So metal —

Running chemical reactions in liquid metal makes atomically thin materials

Dissolving a metal in liquid metal leads to unusual chemical reactions.

Droplets of a gallium/indium alloy.
Enlarge / Droplets of a gallium/indium alloy.

The discovery of graphene—a one-atom-thick sheet of covalently bonded carbon atoms—inspired the research community to generate a variety of 2D materials. Graphene, MoS2, the silicon equivalent of graphene, and more all have distinct properties based on the chemical bonding among their component atoms. And it's possible to leverage these properties to create commonplace devices on an unprecedentedly small scale, like a three-atom-thick LED.

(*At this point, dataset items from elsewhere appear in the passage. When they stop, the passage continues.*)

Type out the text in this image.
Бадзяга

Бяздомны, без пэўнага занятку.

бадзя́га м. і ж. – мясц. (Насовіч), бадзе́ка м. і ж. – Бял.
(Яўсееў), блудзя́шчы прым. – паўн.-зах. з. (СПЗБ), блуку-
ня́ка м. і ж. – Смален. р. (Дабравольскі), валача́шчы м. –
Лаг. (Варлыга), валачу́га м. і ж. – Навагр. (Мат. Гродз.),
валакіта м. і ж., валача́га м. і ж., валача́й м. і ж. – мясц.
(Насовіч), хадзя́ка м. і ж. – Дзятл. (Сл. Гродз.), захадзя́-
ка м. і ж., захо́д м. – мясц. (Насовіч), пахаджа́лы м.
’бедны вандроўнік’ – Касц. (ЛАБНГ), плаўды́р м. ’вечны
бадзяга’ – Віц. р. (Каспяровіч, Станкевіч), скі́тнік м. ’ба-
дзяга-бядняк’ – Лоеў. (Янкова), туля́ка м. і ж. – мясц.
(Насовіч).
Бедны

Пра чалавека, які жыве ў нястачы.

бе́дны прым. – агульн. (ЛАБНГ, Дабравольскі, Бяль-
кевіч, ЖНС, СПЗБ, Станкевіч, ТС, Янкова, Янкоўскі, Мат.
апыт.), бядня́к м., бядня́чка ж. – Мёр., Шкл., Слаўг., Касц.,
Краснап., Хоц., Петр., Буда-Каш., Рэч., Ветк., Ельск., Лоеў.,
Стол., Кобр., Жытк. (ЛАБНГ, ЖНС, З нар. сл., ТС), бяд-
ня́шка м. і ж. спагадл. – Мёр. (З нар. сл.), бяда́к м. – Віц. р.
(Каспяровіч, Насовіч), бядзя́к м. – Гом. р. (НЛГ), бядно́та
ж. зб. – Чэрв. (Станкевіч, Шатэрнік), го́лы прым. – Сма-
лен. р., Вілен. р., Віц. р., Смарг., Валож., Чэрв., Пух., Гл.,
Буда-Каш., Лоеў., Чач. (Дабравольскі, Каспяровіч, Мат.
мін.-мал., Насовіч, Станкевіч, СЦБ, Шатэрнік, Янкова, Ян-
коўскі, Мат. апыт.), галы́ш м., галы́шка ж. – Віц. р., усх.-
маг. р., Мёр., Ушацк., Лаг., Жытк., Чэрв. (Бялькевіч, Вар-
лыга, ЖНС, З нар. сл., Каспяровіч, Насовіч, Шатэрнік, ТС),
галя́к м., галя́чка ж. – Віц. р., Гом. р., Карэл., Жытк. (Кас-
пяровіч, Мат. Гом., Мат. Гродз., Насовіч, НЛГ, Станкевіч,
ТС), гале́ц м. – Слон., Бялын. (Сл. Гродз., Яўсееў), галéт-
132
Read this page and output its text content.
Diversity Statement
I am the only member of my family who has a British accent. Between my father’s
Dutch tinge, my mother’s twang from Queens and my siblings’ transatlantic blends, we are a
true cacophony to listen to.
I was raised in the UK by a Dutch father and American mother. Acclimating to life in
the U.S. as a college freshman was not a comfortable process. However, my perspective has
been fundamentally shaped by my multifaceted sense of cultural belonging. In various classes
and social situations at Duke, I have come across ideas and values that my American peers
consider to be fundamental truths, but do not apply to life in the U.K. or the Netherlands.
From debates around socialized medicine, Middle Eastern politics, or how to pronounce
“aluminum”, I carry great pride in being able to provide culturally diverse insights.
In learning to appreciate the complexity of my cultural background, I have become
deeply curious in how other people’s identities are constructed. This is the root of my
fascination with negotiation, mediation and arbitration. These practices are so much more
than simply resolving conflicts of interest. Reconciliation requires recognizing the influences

Obviously, the more materials we have to work with, the better we can fine-tune one of these devices to our needs. But producing 2D materials is a challenge, as there are a limited number of substances that lend themselves to the chemically bonded layers we know how to work with. Now, an Australian-US team (writing in Science) has devised a way to make a broad class of atomically thin metal oxides, including 2D versions of materials already in use by the electronics industry. Their secret? A room temperature liquid metal.

Selective

This is one of those cases where a series of simple observations led to a major development. In many cases, pure metals will react with oxygen in the air to form a thin oxide layer on their surface. This, it turns out, is true for one of the metals that is liquid near room temperature: gallium, which melts at 30 degrees Celsius. Leave some liquid gallium exposed to the air, and it'll form a thin film of gallium oxide on its surface.

The key observation came when the researchers looked into a gallium alloy, galinstan, composed of gallium, indium, and tin. Even though the two other metals could comprise as much as 40 percent of the alloy, the surface oxide ended up being pure gallium oxide. The liquid metal turns out to be key here. In a solid chunk of metal, oxygen will only be able to react with whatever metals are on the surface, whether they're the most energetically favorable or not. But a liquid allows all its components to cycle up to the surface, producing a chemically uniform film. That film then prevents oxygen from reacting with anything underneath it.

From there, it's a matter of simple thermodynamics. Of the three potential oxides, gallium oxide is the most energetically favorable to form. So, the researchers reasoned, if there's another metal in the alloy with an oxide that's favored over gallium oxide, it should end up being the one that's oxidized on the surface.

To test this, the researchers tried three very different metals. One of them (gadolinium) is a rare-earth metal; a second (hafnium) is a transition metal; and the third was aluminum, which is at the edge of the non-metals on the periodic table. Hafnium is especially interesting, as semiconductor manufacturers have been using hafnium oxide as an insulator in their transistors. Each of these is soluble as an alloy in gallium, and formation of their oxides is more energetically favorable than gallium oxide.

To obtain the oxide layer, the authors used what they term a "van der Waals exfoliation technique." That's jargon for "we pressed a microscope slide against the liquid metal and hope the oxide stuck to it." Stick it did. Microscopy showed that, for each of the three metals, sheets of a thin film up to a micrometer across remained on the surface of the slide. The researchers confirmed that these were pure oxides of a single metal, the one they targeted, even though that was only about one percent of the liquid alloy. Atomic force microscopy showed the sheets were a nanometer thick or less, consistent with them being atomically thin.

Bubble, bubble

Next, the researchers tried bubbling air through the liquid metal and into a layer of water placed on top. Conceptually, the air bubbles should form metal oxide layers on their way through the metal and deposit them into a suspension in the water. From there, they could be transferred to other surfaces as needed.

The reality, however, didn't work especially well. The aluminum and gadolinium alloys ended up reacting with the water, so they couldn't be used. Hafnium oxide sheets were produced with this approach but ended up disorganized and with bits of metal stuck to them. While there are some obvious improvements that could be made—like switching from water to another solvent—this approach clearly needs a bit more work.

Still, the method worked well enough for the researchers to obtain some hafnium oxide sheets, which they then placed on top of a metal electrode. Hafnium oxide is used as an insulator, and it worked well in this regard, even though the sheet was atomically thin. The result was a defect-free insulating layer that was only about half a nanometer thick, something that semiconductor manufacturers might find rather interesting.

This work was clearly a proof-of-concept, similar in nature to when researchers discovered that they could obtain graphene by peeling off layers using adhesive tape. That procedure was never going to scale to mass production. Here, the method that could scale (bubbling air through the metal) didn't actually work. But the key thing is that both of these developments highlighted the potential of the materials.

In this case, the potential is in the incredible flexibility. It should be straightforward to create a huge variety of 2D metal oxides, each with distinctive properties—electronic, magnetic, and catalytic differences are all options that the researchers mention. It's also possible that this might work with gases other than oxygen, if the reaction conditions can be tweaked.

Science, 2017. DOI: 10.1126/science.aao4249  (About DOIs).